Iceboy in Lavaworld

You may think platform games that resort to including a lava world, ice world or, heavens to Betsy, a combined lava and ice world, are suffering from designer’s imagination impoverishment syndrome (the well-documented but as yet untreated D.I.I.S. epidemic sweeping our industry). Let me tell you, they are not; these worlds are a virtual reflection of a typical Japanese tradition: the heaters and air-conditioners in office buildings.

After the sweltering heat and suffocating humidity of a Tokyo summer the dry, crisp cold of a Tokyo winter is usually the highlight of my year. The skies are bright blue, the sun shines, the air is dryer than an A.A. meeting and temperatures are comfortably low without the fear of frostbite. I love Tokyo winters. I love them as much as I detest Tokyo summers, and that is a lot!

However, with the cold outside air-conditioners, operating on a building-wide regime, get turned to heating, blasting the entire building with warm air, with no real options to turn it off locally, save for allowing a few slight temperature settings. What usually happens is that the building owner or concierge discusses with representatives of each company in that office when would be a good time to switch and at what time in the morning to turn on the device or when to switch it off. Sometimes it isn’t even discussed and the switch is made when the calendar dictates it’s autumn or spring, regardless of the weather. For most companies this works fine, but not for game development studios.

We are on a higher floor, so the heat of the floors below us rises. On top of that we have enough computers and devkits, whirring away, often and usually unnecessarily overnight, that we could, if we wanted, calculate Pi to the billionth decimal in microseconds. All these devices generate heat. All our pasty, flabby bodies, stuffed together in a small office, generate heat. The air becomes heavy, stale and hot. We open the windows but there is little breeze, so the desks on the outer edges become freezing cold but those in the center remain in pockets of stifling, stale warmth, not unlike a badly microwaved apple pie. In one office you’ll see both people with heavy coats and lap blankets as people with T-shirts and slippers. The outer circle develops colds, the inner crowd headaches. Productivity plummets, people get tired. And short of forcing a shutdown of the building-wide heating system there is nothing that can be done about it.
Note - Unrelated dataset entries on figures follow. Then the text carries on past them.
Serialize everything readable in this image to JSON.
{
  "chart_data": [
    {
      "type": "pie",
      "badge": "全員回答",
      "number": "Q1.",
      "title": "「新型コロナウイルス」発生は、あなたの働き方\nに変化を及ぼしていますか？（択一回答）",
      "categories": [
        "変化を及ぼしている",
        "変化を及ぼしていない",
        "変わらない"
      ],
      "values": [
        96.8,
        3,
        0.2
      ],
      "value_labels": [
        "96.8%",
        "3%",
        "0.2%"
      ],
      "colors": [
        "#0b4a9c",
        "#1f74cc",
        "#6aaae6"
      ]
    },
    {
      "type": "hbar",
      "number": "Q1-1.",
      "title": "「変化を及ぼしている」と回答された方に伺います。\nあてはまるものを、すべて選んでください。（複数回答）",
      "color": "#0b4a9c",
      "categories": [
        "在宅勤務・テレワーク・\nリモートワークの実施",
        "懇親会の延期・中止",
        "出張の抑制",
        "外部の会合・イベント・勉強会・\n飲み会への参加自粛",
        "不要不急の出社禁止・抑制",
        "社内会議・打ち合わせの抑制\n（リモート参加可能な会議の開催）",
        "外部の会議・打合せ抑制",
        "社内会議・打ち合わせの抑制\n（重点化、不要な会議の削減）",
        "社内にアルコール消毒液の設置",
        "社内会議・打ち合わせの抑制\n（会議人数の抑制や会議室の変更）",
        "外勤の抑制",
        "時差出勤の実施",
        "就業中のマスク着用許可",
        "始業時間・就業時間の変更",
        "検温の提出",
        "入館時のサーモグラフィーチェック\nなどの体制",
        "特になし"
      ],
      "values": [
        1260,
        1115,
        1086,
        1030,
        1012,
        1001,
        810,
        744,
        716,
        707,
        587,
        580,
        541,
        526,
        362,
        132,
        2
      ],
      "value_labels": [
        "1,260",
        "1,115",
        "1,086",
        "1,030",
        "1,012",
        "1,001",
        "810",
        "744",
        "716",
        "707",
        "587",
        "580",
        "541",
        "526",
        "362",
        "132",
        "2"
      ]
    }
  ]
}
The summers aren’t much better, the situation being the polar opposite (and that is a better pun than you’re giving it credit for!) Those in the inner parts of the office are freezing, wearing coats and lap blankets as the air-conditioner blasts icy gusts straight down their necks, while those next to the windows are sweating and stripping to the bare essentials.
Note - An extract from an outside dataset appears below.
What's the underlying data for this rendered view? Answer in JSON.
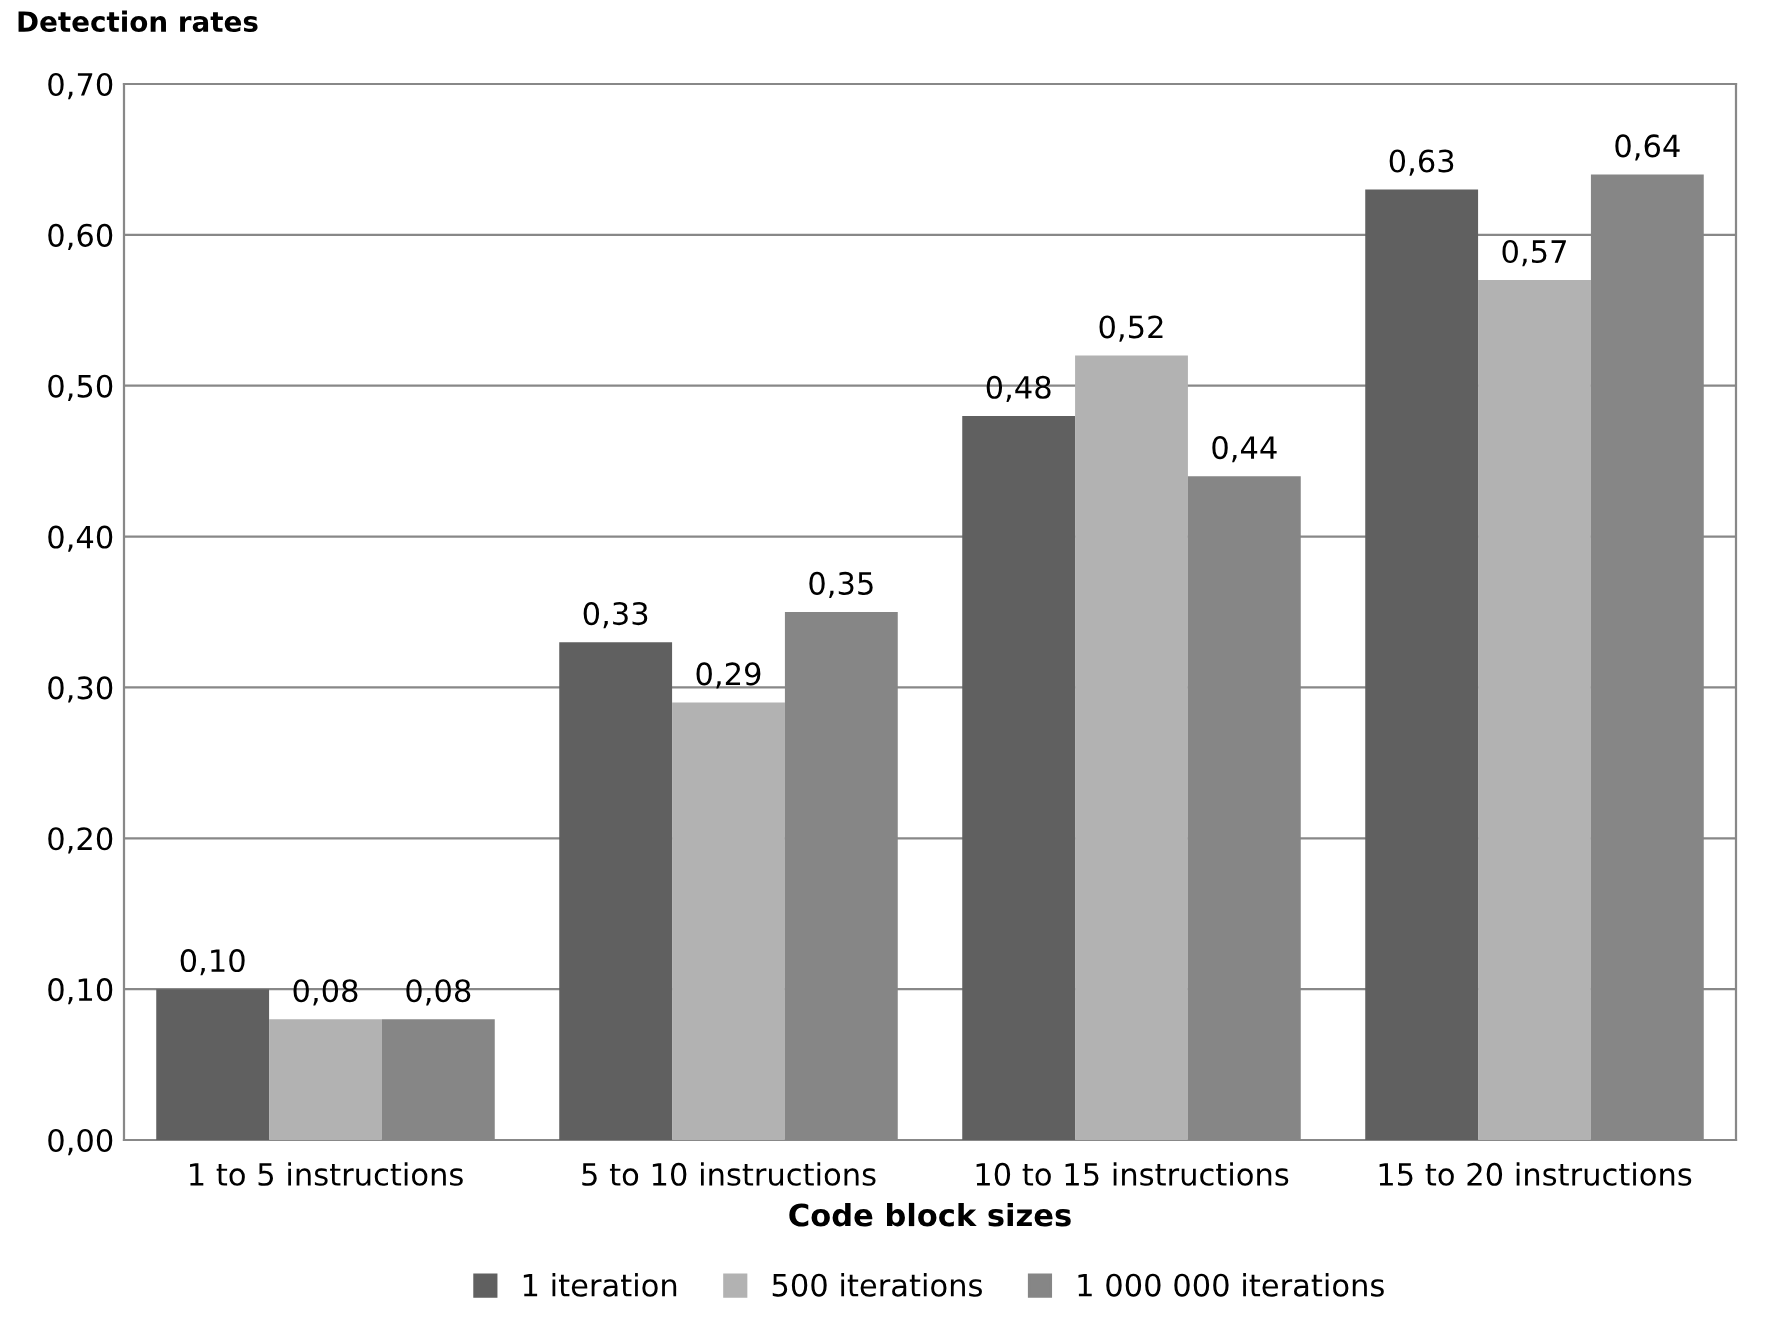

Maybe I have been unlucky, but in the small majority of offices I’ve worked this was the case. Recently it’s been so bad on any given day there will be at least 4 or 5 people off on a sick day – in itself a rare occurrence in Japan. It is extremely unpleasant. But at the same time, what can you do? Apart from having the building owner install a better and presumably much more expensive system would probably negate the cheap rent that got us renting an office here in the first place. Moving to another building would, aside from the problems of finding viable, affordable places, eat away at our already tight deadlines. We’re up a certain stretch of river without a boat propulsion device. Or rather, we are stuck in the first circle of Hell without the eternal damnation.

So there you have it; lave and ice worlds in games are actually subtle and politically subversive comments on the tyranny of office building air-conditioners. I bet you didn’t know that.
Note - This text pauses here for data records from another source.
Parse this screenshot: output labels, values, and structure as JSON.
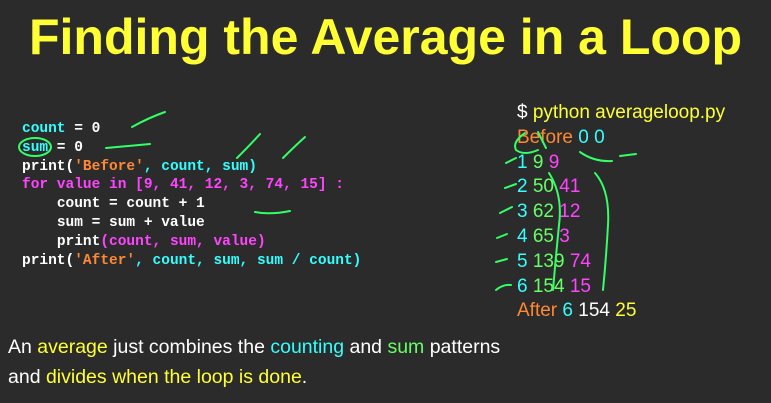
{
  "title": "Finding the Average in a Loop",
  "code": {
    "line1": {
      "var": "count",
      "rest": " = 0"
    },
    "line2": {
      "var": "sum",
      "rest": " = 0"
    },
    "line3": {
      "func": "print",
      "open": "(",
      "str": "'Before'",
      "args": ", count, sum)"
    },
    "line4": {
      "kw_for": "for",
      "mid": " value ",
      "kw_in": "in",
      "list": " [9, 41, 12, 3, 74, 15] :"
    },
    "line5": {
      "indent": "    ",
      "text": "count = count + 1"
    },
    "line6": {
      "indent": "    ",
      "text": "sum = sum + value"
    },
    "line7": {
      "indent": "    ",
      "func": "print",
      "args": "(count, sum, value)"
    },
    "line8": {
      "func": "print",
      "open": "(",
      "str": "'After'",
      "args": ", count, sum, sum / count)"
    }
  },
  "output": {
    "prompt_symbol": "$",
    "command": " python averageloop.py",
    "before": {
      "label": "Before",
      "a": "0",
      "b": "0"
    },
    "rows": [
      {
        "count": "1",
        "sum": "9",
        "value": "9"
      },
      {
        "count": "2",
        "sum": "50",
        "value": "41"
      },
      {
        "count": "3",
        "sum": "62",
        "value": "12"
      },
      {
        "count": "4",
        "sum": "65",
        "value": "3"
      },
      {
        "count": "5",
        "sum": "139",
        "value": "74"
      },
      {
        "count": "6",
        "sum": "154",
        "value": "15"
      }
    ],
    "after": {
      "label": "After",
      "count": "6",
      "sum": "154",
      "avg": "25"
    }
  },
  "description": {
    "p1": "An ",
    "w1": "average",
    "p2": " just combines the ",
    "w2": "counting",
    "p3": " and ",
    "w3": "sum",
    "p4": " patterns",
    "p5": "and ",
    "w4": "divides when the loop is done",
    "p6": "."
  },
  "colors": {
    "background": "#2b2b2b",
    "title": "#ffff33",
    "cyan": "#33ffff",
    "magenta": "#ff44ff",
    "orange": "#ff8833",
    "green": "#66ff66"
  }
}
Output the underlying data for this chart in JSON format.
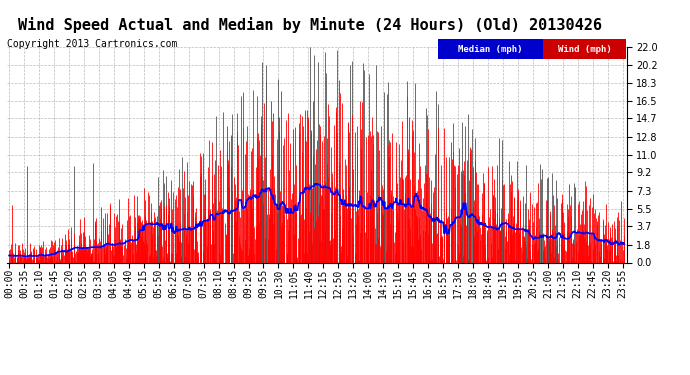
{
  "title": "Wind Speed Actual and Median by Minute (24 Hours) (Old) 20130426",
  "copyright": "Copyright 2013 Cartronics.com",
  "yticks": [
    0.0,
    1.8,
    3.7,
    5.5,
    7.3,
    9.2,
    11.0,
    12.8,
    14.7,
    16.5,
    18.3,
    20.2,
    22.0
  ],
  "ylim": [
    0.0,
    22.0
  ],
  "background_color": "#ffffff",
  "grid_color": "#aaaaaa",
  "wind_color": "#ff0000",
  "median_color": "#0000ff",
  "dark_bar_color": "#555555",
  "legend_median_bg": "#0000cc",
  "legend_wind_bg": "#cc0000",
  "title_fontsize": 11,
  "copyright_fontsize": 7,
  "tick_fontsize": 7,
  "xtick_step": 35
}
  1. Wouldn't be the summer conditions be more like a badly microwaved hot pocket?
    Habe you though about setting up some fans to circulate the air a bit?

    Oh the calender/design switch craze in Japan.
    All the poor students having to wear the winter uniform when it's hot and the summer uniform when it gets cold.

  2. We have fans, but their effective range is about half a yard. You'd need about seven fans per person... :(

    Poor students indeed. Store clerks too are victim to the calendar, with their wool/cloth uniform switches. It's getting worse too, with the weird climate changes. This year it was quite warm until quite late, so people were already stuck in their winter uniform while it was still sunny and pleasant.

  3. such rigidity in uniform dates. Seems very impractical...

  4. You should be able to buy standalone air conditioning units like these:

    All they need is a vent to the outside through a window. We used one of these while we were waiting for our main airconditioner to be repaired.